AO World has posted a 32% jump in like-for-like (LFL) adjusted pre-tax profit to £45m in its latest full-year results.
The online electrical goods retailer revealed a profit before tax margin of 4.1% and said it was making “good progress” towards its medium-term target of 5%.
AO, publishing its results for the year to 31 March, also saw its LFL group revenue increase by 7% in the year, to total £1.1bn.
The FTSE 250 group ended the financial year with net funds of £23m after committing around £35m in cash costs relating to its musicMagpie acquisition.
AO also increased and extended its revolving credit facility in the year, with the total facility rising from £80m to £120m which remains undrawn and will now expire in October 2028.
Head of markets at interactive investor, Richard Hunter, commented: “[AO]’s lack of a store portfolio means that in comparison to more traditional retailers, AO is a relatively capital light business, and its warehousing operations are also largely owned by the group.

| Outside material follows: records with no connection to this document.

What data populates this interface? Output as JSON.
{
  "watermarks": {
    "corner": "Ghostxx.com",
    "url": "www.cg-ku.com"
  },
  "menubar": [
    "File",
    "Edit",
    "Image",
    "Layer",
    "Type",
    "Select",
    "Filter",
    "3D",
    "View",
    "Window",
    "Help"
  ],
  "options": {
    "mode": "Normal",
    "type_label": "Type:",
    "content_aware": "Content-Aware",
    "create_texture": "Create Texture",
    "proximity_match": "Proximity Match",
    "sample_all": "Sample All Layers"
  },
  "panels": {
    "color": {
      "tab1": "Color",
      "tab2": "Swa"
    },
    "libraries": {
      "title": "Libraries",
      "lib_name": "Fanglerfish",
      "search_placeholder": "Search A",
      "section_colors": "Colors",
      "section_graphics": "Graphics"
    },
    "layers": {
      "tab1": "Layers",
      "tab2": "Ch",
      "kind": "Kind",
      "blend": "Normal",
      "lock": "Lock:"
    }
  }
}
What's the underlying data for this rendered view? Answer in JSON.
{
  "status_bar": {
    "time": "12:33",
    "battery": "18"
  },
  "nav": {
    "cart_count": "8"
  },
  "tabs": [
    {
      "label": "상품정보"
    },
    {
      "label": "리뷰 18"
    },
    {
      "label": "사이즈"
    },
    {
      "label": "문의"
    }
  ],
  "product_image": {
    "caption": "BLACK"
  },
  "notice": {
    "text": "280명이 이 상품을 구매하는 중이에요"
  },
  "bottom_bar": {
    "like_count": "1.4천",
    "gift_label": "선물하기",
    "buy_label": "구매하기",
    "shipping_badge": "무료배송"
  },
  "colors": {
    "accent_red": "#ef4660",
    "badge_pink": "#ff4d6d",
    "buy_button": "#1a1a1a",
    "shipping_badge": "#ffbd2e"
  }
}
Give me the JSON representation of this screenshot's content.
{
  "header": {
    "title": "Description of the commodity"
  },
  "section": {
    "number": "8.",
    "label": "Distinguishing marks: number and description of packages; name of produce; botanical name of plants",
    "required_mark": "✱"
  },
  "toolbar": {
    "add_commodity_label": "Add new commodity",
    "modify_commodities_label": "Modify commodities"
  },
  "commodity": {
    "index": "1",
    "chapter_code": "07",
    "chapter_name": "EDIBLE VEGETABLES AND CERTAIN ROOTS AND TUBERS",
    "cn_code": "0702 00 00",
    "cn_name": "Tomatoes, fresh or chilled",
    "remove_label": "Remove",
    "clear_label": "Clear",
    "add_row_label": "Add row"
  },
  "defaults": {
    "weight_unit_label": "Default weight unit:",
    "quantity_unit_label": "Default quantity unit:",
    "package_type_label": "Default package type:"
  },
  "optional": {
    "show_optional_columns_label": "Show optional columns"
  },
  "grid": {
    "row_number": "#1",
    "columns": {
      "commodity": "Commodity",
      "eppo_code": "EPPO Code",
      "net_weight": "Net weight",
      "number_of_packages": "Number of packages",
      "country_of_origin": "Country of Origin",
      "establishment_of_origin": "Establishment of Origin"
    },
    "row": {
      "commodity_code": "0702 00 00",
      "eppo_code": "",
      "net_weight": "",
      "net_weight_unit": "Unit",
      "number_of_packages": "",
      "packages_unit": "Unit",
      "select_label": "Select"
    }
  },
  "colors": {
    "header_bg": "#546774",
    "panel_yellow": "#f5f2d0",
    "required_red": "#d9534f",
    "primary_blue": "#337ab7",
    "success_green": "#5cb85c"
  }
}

“The group is now concentrating on these overheads having previously streamlined its operations, with a third-party warehousing solution which went live in April, while at the same time a decision to implement delivery charges on all orders previously boosted service revenue without a material impact on sales.”
Commenting on the market reaction to AO’s figures, Hunter added: “Over the last year, the shares have struggled, with a decline of 7% comparing to a rise of 4% for the wider FTSE 250.
“Nonetheless, on a valuation basis the shares are at a level which is undemanding historically, the outlook has been raised for the coming year to adjusted pre-tax profit between £40m and £50m and there has been some significant progress. As such, the market consensus remains at a buy on growth prospects.”